水田: ポイントは、大きく二つあります。一つ目は、雇用のミスマッチの極小化に向けて、今働きたいのに働けていない人たちに「新たな労働参加」をしてもらうこと。そのためには新しい働き方、新しい雇用のあり方を創出することが必要ですが、人事担当者の皆さまと一緒にそれを開発していくことがとても大事だと認識しています。単に「派遣を使いましょう」「アルバイトの活用をしましょう」といったことではなく、各企業が抱える人と組織の課題に対して、我々は根本的な部分から一緒に考え、より良い方法を提案し、サポートしていきます。

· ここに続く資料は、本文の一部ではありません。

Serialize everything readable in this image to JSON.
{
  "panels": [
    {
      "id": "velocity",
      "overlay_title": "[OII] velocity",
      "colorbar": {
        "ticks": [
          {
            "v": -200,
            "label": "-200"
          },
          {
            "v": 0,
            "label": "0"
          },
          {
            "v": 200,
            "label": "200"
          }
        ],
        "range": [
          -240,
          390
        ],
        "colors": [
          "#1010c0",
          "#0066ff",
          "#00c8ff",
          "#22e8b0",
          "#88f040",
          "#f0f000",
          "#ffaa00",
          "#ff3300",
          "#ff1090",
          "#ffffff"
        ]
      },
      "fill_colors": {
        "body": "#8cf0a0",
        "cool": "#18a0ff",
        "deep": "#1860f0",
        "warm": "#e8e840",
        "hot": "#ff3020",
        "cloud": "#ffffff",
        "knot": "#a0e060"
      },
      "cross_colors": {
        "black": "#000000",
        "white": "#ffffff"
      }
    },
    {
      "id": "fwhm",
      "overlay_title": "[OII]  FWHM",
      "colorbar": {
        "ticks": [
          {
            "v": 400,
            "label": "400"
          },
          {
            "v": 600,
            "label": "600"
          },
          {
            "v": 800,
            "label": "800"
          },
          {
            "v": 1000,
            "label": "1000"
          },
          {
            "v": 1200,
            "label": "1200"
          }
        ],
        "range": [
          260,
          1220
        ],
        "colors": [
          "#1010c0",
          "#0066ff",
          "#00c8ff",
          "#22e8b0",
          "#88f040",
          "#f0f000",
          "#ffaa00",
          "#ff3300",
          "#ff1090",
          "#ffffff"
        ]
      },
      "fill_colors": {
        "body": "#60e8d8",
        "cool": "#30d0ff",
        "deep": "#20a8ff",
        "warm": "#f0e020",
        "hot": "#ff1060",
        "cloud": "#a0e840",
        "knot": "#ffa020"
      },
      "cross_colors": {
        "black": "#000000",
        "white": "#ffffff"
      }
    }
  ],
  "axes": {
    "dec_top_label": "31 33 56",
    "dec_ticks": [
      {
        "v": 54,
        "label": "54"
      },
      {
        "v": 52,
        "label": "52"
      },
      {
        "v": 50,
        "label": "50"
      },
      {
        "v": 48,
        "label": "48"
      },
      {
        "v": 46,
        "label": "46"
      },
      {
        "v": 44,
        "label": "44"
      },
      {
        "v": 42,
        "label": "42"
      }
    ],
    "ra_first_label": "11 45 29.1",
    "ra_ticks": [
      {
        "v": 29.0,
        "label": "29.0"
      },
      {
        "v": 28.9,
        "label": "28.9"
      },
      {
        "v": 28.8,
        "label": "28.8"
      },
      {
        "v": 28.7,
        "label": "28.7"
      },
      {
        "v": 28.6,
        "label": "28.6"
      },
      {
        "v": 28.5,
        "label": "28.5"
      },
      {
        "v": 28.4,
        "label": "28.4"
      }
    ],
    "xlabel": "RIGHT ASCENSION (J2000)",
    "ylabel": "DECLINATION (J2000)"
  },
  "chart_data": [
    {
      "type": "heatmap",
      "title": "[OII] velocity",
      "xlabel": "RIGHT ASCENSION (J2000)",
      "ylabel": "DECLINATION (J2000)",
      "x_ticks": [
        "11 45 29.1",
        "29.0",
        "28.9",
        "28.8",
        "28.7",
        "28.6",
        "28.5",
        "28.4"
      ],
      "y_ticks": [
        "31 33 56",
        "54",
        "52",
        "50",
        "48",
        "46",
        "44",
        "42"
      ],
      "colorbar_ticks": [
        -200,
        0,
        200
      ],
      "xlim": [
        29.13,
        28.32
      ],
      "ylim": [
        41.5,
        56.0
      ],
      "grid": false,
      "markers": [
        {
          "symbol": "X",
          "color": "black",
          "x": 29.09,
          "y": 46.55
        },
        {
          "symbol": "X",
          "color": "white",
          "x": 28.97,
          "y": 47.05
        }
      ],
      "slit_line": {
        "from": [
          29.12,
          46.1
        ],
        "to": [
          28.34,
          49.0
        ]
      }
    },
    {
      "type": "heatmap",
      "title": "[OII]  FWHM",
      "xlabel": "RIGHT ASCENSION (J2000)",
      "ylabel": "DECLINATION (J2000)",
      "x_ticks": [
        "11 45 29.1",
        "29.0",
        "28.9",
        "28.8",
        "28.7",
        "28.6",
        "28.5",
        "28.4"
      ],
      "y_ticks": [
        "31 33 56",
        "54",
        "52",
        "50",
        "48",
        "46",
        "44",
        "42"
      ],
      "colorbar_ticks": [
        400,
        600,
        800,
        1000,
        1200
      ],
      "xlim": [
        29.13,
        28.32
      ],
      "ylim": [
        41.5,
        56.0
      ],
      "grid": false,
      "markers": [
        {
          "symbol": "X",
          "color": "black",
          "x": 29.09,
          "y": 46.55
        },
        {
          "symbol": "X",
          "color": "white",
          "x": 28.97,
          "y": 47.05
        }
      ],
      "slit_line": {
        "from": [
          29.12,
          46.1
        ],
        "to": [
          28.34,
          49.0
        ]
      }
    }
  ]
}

高橋: 必要な人をなかなか採用することができない時に、今まで活用しきれなかった人たちを、新しい雇用の枠組みの中で、いかに登用していくかを一緒に考えます。例えば、小売業や流通業、飲食サービス業などの場合、1日8時間働ける人たちだけでなく、3~4時間なら働ける人たちも受け入れる枠組みを店舗単位で取り入れる、などといったことです。
オフィスワークの場合も同様で、例えば、当社グループでは今年4月に、さいたま市浦和区に「ジョブシェアセンター」をオープンしました。育児や介護などの事情により、就業時間が限られる方が都心へ通勤することなく職住近接で働けるセンターです。当社グループで受託している案件を集約し、複数の業務の中から、ジョブシェアセンターに適した業務を切り分けて組み合わせることで、このような仕組みを実現できました。ここでは、当社グループの「直接雇用の業務社員」という雇用形態で働くことができます。ジョブシェアセンターで行う業務には、PCを使わない封入・仕分けといった仕事から、専門知識が必要な入力・審査など、さまざまな仕事が混在するため、経験に応じて、ジョブシェアセンター内でのキャリアアップも可能です。今後、東京23区外や神奈川県、千葉県にも順次開設する予定です。こういった新しいワークスタイルをどんどん提唱していきたいと考えています。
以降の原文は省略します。